Pamuk and his companion, Booker Prize-winning author Kiran Desai, were to travel from Jaipur to the island nation to attend the Galle Literature Festival from January 26-30, but their publishers confirmed that the duo will not be making the trip.

The withdrawal came after Reporters Without Borders launched an appeal signed by personalities like Arundhati Roy, Noam Chomsky and Ken Loach, exhorting eminent writers to boycott the event in protest against suppression of freedom of speech in Sri Lanka.
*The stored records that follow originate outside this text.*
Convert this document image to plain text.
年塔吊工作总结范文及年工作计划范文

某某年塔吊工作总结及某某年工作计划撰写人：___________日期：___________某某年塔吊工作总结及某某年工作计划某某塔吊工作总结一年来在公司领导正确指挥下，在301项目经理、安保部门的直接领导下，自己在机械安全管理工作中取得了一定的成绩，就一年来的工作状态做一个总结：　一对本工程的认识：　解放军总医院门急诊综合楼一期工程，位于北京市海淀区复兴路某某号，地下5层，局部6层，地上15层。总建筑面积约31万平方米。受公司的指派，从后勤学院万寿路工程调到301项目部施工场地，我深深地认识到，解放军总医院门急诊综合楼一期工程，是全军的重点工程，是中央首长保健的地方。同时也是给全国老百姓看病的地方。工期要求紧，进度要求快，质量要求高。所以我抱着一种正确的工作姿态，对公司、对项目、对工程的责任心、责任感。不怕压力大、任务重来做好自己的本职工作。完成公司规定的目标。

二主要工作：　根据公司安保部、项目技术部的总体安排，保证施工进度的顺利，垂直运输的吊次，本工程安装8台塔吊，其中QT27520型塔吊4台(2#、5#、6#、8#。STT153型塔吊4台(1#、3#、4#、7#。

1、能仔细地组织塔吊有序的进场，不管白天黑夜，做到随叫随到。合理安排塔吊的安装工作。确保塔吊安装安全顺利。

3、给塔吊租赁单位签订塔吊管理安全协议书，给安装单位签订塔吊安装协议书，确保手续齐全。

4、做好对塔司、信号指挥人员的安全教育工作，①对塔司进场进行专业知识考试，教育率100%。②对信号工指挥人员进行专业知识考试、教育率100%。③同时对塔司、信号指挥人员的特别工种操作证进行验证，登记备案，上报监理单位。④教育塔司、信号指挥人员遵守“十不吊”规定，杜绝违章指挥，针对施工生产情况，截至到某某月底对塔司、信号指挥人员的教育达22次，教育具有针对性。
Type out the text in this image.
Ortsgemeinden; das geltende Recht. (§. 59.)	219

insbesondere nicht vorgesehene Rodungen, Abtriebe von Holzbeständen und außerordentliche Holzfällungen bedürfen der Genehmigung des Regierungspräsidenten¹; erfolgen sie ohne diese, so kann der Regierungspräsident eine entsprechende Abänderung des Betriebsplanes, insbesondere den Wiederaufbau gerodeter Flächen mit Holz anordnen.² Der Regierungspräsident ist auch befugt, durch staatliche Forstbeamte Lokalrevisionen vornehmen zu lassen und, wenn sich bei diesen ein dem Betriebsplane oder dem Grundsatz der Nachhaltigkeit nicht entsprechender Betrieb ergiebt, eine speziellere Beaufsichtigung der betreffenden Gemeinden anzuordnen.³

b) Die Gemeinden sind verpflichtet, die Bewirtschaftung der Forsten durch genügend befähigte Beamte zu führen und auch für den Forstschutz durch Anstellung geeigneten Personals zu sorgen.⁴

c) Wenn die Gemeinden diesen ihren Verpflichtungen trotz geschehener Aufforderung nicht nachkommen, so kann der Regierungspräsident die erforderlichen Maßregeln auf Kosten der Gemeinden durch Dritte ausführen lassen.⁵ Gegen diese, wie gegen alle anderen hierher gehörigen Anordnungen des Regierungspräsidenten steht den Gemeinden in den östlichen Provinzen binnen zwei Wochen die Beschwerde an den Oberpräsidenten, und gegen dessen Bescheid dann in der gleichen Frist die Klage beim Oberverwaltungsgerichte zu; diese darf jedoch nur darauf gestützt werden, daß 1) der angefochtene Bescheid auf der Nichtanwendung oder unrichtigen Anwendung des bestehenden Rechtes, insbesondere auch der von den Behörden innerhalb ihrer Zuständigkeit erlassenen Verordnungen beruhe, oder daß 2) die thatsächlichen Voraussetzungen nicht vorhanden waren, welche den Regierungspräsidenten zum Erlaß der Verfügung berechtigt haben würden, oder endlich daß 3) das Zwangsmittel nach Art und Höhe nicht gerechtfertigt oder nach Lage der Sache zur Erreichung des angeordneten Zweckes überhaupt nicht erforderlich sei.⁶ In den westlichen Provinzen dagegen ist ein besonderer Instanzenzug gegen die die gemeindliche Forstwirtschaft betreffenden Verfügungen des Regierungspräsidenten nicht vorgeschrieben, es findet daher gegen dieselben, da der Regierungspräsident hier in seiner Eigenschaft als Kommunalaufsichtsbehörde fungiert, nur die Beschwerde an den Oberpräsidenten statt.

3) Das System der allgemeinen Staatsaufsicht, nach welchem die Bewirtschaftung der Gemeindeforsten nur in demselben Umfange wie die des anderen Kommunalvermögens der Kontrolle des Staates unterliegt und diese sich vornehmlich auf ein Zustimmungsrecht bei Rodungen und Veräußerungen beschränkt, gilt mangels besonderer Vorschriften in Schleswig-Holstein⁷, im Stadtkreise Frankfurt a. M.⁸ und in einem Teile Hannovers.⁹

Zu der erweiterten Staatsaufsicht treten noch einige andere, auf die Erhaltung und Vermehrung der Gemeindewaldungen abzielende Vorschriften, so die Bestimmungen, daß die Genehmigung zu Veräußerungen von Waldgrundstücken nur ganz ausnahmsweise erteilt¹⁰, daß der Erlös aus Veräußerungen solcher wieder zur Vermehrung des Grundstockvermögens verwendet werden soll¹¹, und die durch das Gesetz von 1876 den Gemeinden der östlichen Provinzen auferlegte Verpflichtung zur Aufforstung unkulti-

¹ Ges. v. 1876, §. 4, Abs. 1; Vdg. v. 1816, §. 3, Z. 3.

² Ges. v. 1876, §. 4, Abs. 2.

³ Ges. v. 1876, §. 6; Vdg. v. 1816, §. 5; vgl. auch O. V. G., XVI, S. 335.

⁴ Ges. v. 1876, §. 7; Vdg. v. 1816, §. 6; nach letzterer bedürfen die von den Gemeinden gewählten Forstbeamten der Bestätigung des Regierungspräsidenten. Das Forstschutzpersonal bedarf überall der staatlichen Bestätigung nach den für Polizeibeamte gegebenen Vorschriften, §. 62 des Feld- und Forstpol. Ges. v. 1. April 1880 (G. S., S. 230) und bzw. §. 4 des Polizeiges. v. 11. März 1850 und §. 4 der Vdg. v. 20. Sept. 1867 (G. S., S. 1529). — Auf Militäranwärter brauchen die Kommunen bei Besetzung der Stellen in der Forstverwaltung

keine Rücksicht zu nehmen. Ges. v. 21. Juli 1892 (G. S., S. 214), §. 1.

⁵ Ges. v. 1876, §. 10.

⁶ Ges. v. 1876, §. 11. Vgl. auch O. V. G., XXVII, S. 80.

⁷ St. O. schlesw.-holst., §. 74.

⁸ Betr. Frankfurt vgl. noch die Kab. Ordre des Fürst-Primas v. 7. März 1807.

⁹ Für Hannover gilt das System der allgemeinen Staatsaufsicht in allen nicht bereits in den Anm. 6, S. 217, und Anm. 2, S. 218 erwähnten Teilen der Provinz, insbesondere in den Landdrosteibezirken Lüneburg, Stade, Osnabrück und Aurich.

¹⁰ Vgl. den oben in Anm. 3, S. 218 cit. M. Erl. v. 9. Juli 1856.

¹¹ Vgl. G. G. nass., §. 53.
The appeal from the group says, “We believe this is not the right time prominent international writers like you to give legitimacy to the Sri Lankan government’s suppression of free speech by attending a conference that does not in any way push for greater freedom of expression inside that country.”

Pamuk, who charmed the literary audience here with his talk on the art of the novel and his works, and Desai, who is also here for the five-day festival, have withdrawn their participation in the Sri Lankan festival but have not given any reason for this.

Penguin official Hemali Sodhi told PTI that Pamuk and Desai have pulled out from the January 26 to 30 Galle Literature Festival, adding the authors have said nothing beyond this.

The media freedom group pointed out that the Galle festival will begin just two days after the second anniversary of journalist and cartoonist Prageeth Ekneligoda’s disappearance.

The appeal said that the journalist was kidnapped in heavily-guarded Colombo on January 24, 2010, a few hours before the presidential elections, after he had written a column praising the Opposition candidate.

The authorities have never given his wife any information about where he might be and the investigation is in limbo, according to the group.

It said 14 journalists have been killed since 2006, three have disappeared, and more than 30 have fled the country under the Mahinda Rajapaksa government.